News that was formerly weird but whose patterns more recently have become so tedious that the stories deserve respectful retirement. 1.) On May 5, an elderly woman in Plymouth, England, became the most recent to drive wildly afield by blindly obeying her car’s satellite navigation system. Turning left, as ordered, only to confront a solid railing, she nonetheless spotted a narrow pedestrian gap and squeezed through, which led to her descending the large concrete stairway at the Mayflower House Court parking garage — until her undercarriage got stuck. 2.) Police in East Palestine, Ohio, said the 8-year-old boy who commandeered the family car and drove his sister, 4, to the local McDonald’s for a cheeseburger on April 9 was different from the usual underaged drivers in that he caused no problems. Witnesses said he followed traffic signals en route, which the boy attributed to learning from YouTube videos.

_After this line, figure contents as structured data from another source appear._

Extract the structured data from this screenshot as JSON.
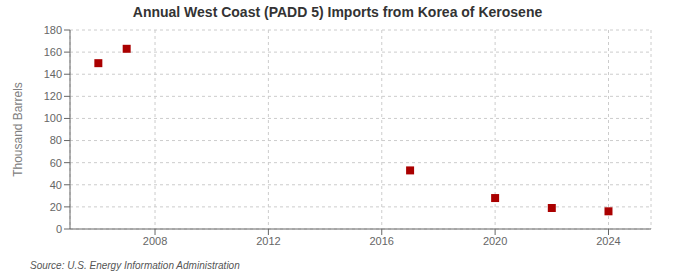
{
  "chart_data": {
    "type": "scatter",
    "title": "Annual West Coast (PADD 5) Imports from Korea of Kerosene",
    "ylabel": "Thousand Barrels",
    "annotations": [
      "Source: U.S. Energy Information Administration"
    ],
    "x": [
      2006,
      2007,
      2017,
      2020,
      2022,
      2024
    ],
    "values": [
      150,
      163,
      53,
      28,
      19,
      16
    ],
    "color": "#aa0000",
    "marker": "square",
    "xlim": [
      2005,
      2025.5
    ],
    "xticks": [
      2008,
      2012,
      2016,
      2020,
      2024
    ],
    "ylim": [
      0,
      180
    ],
    "yticks": [
      0,
      20,
      40,
      60,
      80,
      100,
      120,
      140,
      160,
      180
    ],
    "grid": true
  }
}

A News of the Weird Classic  (October 2013)

Land developers for the iconic Stanley Hotel in Estes Park, Colorado, — the inspiration for the hotel in Stephen King’s The Shining — announced recently (2013) that they need more space and thus will dig up and move the hotel’s 12-gravesite pet cemetery, another Stephen King trope. Neighbors told the Fort Collins Coloradoan in September (2013) that they feared the construction noise more than the potential release of departed spirits — though an Animal Planet “dog psychic” who lives in Estes Park volunteered her services to calm the pets’ souls. Update: Apparently, it worked.